Vi entrar a Antonio con un clavel sobre la mano. Se acercó a mí y me abrazó a como pudo. Era mi gran amigo de infancia, lo reconocí inmediatamente por el tic nervioso en sus ojos que entrecerraba en todo momento.

- “¡No sabía qué traerte, así que te compré un ramillete de claveles rojos, pero luego caí en cuenta de que no resultaba nada masculino el regalo, aunque es típico ver flores en un hospital ¿no?

- ¡Jaja!... ambos sonreímos”.

Esa tarde mis dolores se disiparon o al menos se atenuaron con aquella cálida visita…





Recuerdo que me tambaleaba por el paso peatonal del puente hasta llegar a la otra orilla.

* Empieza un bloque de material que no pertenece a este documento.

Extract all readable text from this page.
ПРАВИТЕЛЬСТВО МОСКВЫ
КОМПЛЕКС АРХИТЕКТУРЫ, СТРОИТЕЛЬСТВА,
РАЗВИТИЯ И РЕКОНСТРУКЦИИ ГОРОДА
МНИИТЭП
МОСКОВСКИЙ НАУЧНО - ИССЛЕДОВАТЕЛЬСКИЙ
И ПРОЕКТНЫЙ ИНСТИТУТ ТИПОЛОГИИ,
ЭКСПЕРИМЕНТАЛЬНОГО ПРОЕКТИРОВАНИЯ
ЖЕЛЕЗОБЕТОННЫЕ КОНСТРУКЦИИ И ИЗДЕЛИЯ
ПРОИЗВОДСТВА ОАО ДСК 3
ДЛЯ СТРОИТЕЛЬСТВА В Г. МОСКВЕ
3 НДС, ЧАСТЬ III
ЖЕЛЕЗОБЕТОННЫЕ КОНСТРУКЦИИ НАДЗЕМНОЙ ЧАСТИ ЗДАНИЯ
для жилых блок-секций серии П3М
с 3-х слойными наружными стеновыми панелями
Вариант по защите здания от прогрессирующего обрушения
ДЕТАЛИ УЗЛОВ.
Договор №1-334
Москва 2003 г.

Recuerdo también que la noche me atrapaba arriba, abajo y a todos lados, en una obscuridad absoluta, hasta que la luz de algún auto pasaba e iluminaba el cuervo con la calavera en el hombro del que minutos antes había entablado conversación en el bar. Recuerdo unos brazos ayudarme a subir a la baranda del puente. Recuerdo la mezcla nauseabunda de alcohol, flores de noche y aguas negras excitar mis sentidos. Recuerdo una voz lejana que me decía:
“¡Déjalo todo!”. Recuerdo la luna llena y el ulular de una lechuza que en algún árbol lejano llamaba a su consorte. Recuerdo el viento recorriéndome todo mi cuerpo. Recuerdo un pinchonazo en el muslo derecho y una sensación de alivio y paz. Luego recuerdo latigazos en mi rostro, el sonido de huesos quebrándose, y la sensación de estar suspendido. Ya no recuerdo…




“¡Mira, encontré tu libro! Me costó, pero al fin lo conseguí. Mi mirada se clavó en los hermosos ojos claros de Melisa y en un primer plano; sobre la portada, unos urogallos que ilustraban el empaste de Cortan el aire las alas silvestres”.

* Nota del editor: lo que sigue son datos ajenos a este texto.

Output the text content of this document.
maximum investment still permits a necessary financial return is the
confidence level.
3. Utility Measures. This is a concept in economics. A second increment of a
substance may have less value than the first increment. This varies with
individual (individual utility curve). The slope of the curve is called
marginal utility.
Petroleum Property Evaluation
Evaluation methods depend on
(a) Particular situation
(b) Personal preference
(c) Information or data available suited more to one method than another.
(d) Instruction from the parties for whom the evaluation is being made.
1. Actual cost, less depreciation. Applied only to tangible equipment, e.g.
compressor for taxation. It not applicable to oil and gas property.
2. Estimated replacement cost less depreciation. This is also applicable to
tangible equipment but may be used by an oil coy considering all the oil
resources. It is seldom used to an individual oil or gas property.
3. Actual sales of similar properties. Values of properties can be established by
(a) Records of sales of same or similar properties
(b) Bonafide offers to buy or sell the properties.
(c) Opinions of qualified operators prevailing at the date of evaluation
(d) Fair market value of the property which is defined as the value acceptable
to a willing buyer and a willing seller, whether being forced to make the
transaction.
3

“Ahora sé que el viento es como un papel que se puede cortar con el roce de la piel o las alas de los ángeles. Ahora sé que las manos de Dios son ramas de árboles donde podemos anidar, Ahora sé que los huesos se quiebran como ánfora contra las piedras y que el Artesano recoge los añicos y remienda en un nuevo cántaro.

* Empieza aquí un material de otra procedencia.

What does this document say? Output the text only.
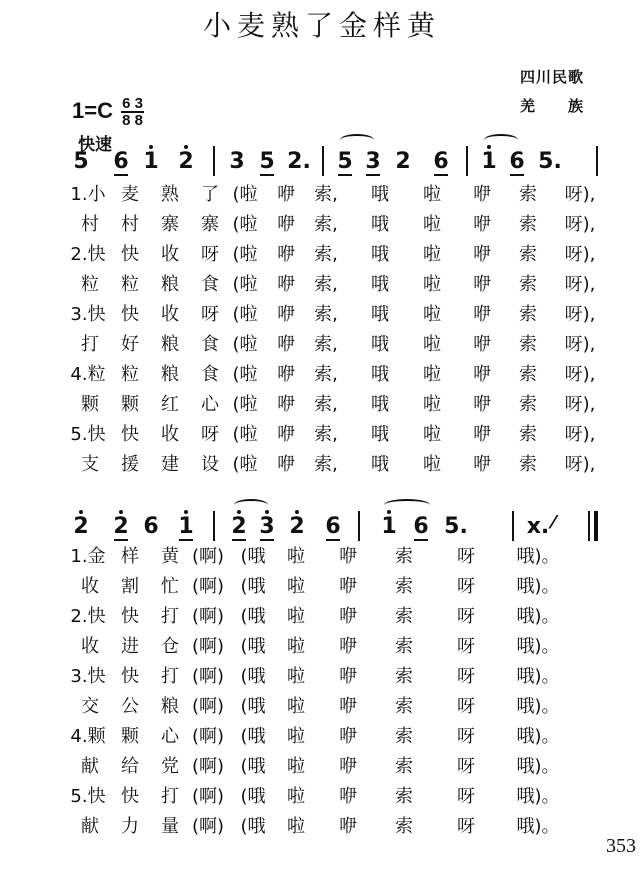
小麦熟了金样黄
四川民歌
羌　　族
$1=C \frac{6 3}{8 8}$
快速
5 6 1 2 3 5 2. 5 3 2 6 1 6 5.
1.小 麦	熟	了 (啦	咿	索,	哦	啦	咿	索	呀),
村	村	寨	寨 (啦	咿	索,	哦	啦	咿	索	呀),
2.快 快	收	呀 (啦	咿	索,	哦	啦	咿	索	呀),
粒	粒	粮	食 (啦	咿	索,	哦	啦	咿	索	呀),
3.快 快	收	呀 (啦	咿	索,	哦	啦	咿	索	呀),
打	好	粮	食 (啦	咿	索,	哦	啦	咿	索	呀),
4.粒 粒	粮	食 (啦	咿	索,	哦	啦	咿	索	呀),
颗	颗	红	心 (啦	咿	索,	哦	啦	咿	索	呀),
5.快 快	收	呀 (啦	咿	索,	哦	啦	咿	索	呀),
支	援	建	设 (啦	咿	索,	哦	啦	咿	索	呀),
2 2 6 1 2 3 2 6 1 6 5.	x. ⁄
1.金 样	黄 (啊) (哦	啦	咿	索	呀	哦)。
收	割	忙 (啊) (哦	啦	咿	索	呀	哦)。
2.快 快	打 (啊) (哦	啦	咿	索	呀	哦)。
收	进	仓 (啊) (哦	啦	咿	索	呀	哦)。
3.快 快	打 (啊) (哦	啦	咿	索	呀	哦)。
交	公	粮 (啊) (哦	啦	咿	索	呀	哦)。
4.颗 颗	心 (啊) (哦	啦	咿	索	呀	哦)。
献	给	党 (啊) (哦	啦	咿	索	呀	哦)。
5.快 快	打 (啊) (哦	啦	咿	索	呀	哦)。
献	力	量 (啊) (哦	啦	咿	索	呀	哦)。
353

Sé que no fue una pesadilla la que viví y que soy de los pocos afortunados dueños de una segunda oportunidad. Sé que tengo en mis manos la novela que hace tiempo quería rescatar y que en algún recodo del camino perdí. Sé que a la par de ella; en el estante de mi biblioteca, letras escritas hace más de dos mil años resonarán en mis oídos en palabras de consuelo y alivio.

No recuerdo con certeza si estuve en aquel bar aquella noche. Si sobre el hombro de algún desconocido, cuervos se posan en tenebrosas calaveras; o si en los oídos, una voz persistente invita a acabar con nuestras vidas. Lo que sé es que no es necesario lanzarse al abismo para que la vida transcurra en segundos. Cada fragmento de tiempo se suma en un continuo avance y en nuestra mente se graban recuerdos que cuando queremos, se rescatan de las entrañas mismas del subconsciente. El arte es recordar los mejores.